Link (via The Best Media in Life is Free)

Posted in E-books, Resources, Websites |

Do free ebooks push sales?

Interesting article from Bloggasm, discussing whether releasing a book under a Creative Commons license really does increase sales. Their advice: get BoingBoinged.

“The thing is, there’s a confound here,” Watts explained. “It wasn’t the CC release per se that gave me the boost; it was all the people talking about it. Boingboing doesn’t pimp every novel that comes down the pike. It has to be newsworthy in some way, and an author giving his work away is, for the time being, newsworthy. It attracts attention.”

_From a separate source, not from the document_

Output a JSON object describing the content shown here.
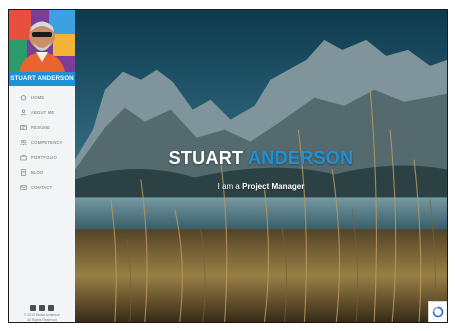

“So what happens when this catches on?” Watts said. “What happens when everybody releases their work through a Creative Commons licence? Then it’s no longer newsworthy, and while it will certainly continue to make my work more accessible to people who already know of my existence, it certainly won’t lure in any new readers the way the Blindsight campaign has done. It’s a niche strategy, in other words. It only works as long as most artists aren’t doing it– and as long as that’s the case, I’d certainly consider releasing my future books under a CC license.”

Link (via Futurismic)

Previously:
Peter Watts releases SF novel under Creative Commons license

Posted in Articles, Authors, E-books, Interviews |

Why commercial ebooks won't displace books

Interesting article on the failure of the e-book market:

Right now, many of the largest publishers charge a cover price for ebooks that is 80% to 100% of the hardcover price. Virtually nobody except Baen (and now a couple of other publishers who’ve dipped a toe in the Webscription market, and some self-publishers) is even thinking about trying to establish what an ebook is really worth in the market.

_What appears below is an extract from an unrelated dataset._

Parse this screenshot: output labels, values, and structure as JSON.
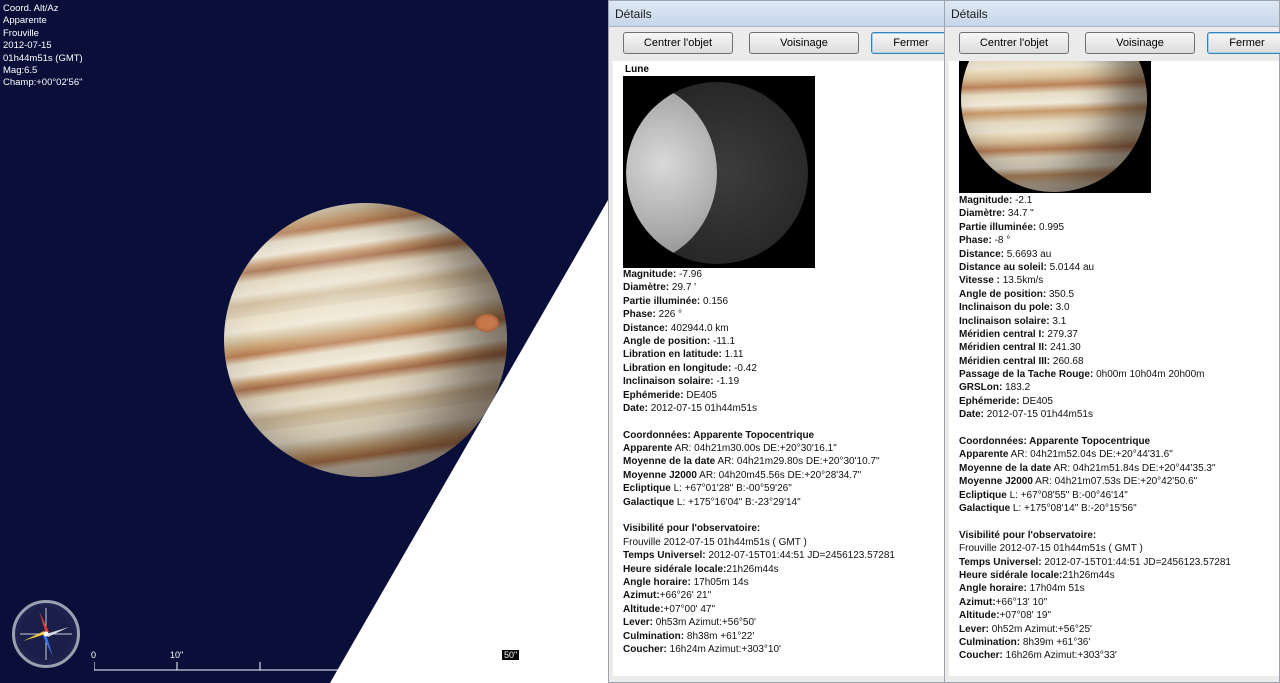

We know roughly what it costs to produce a book, and we can point to the areas where ebooks are cheaper than paper editions (no dead trees and ink, for one thing; no warehousing or distribution for another) and more expensive (downloads, website maintenance). But we don’t really know what an ebook is worth to the readers, because the market that could give us meaningful feedback on pricing has been strangled in the crib.

My take on ebooks is that they are — and should be seen as — the cheapest form of disposable literature. They’re not cultural artefacts (pace Cory Doctorow); you don’t buy them in signed, slipcased, limited editions. They’re like stripped mass market paperbacks without even the value-added of doubling as wood pulp wall insulation once you’ve read them.

Now, there exists within writing and publishing circles a neurotic fear that sooner or later (probably In Five Years’ Time — that seems to be the normal window) a cheap digital paper based ebook reader will come along, that makes the experience of reading text on a screen no different from the experience of reading a lump of dead tree stitched inside a piece of pigskin. And, as the horror story has it, we will be In Big Trouble, because the pre-existing availability of pirate ebooks will lead to enormous proliferation and a total crash in the value of books. Some pretty smart people believe this story, and the result has been to give it more credibility than it actually deserves. And it leads them to draw what I believe to be faulty conclusions. [...]

It’s the received, prevalent wisdom — and it’s a load of rubbish.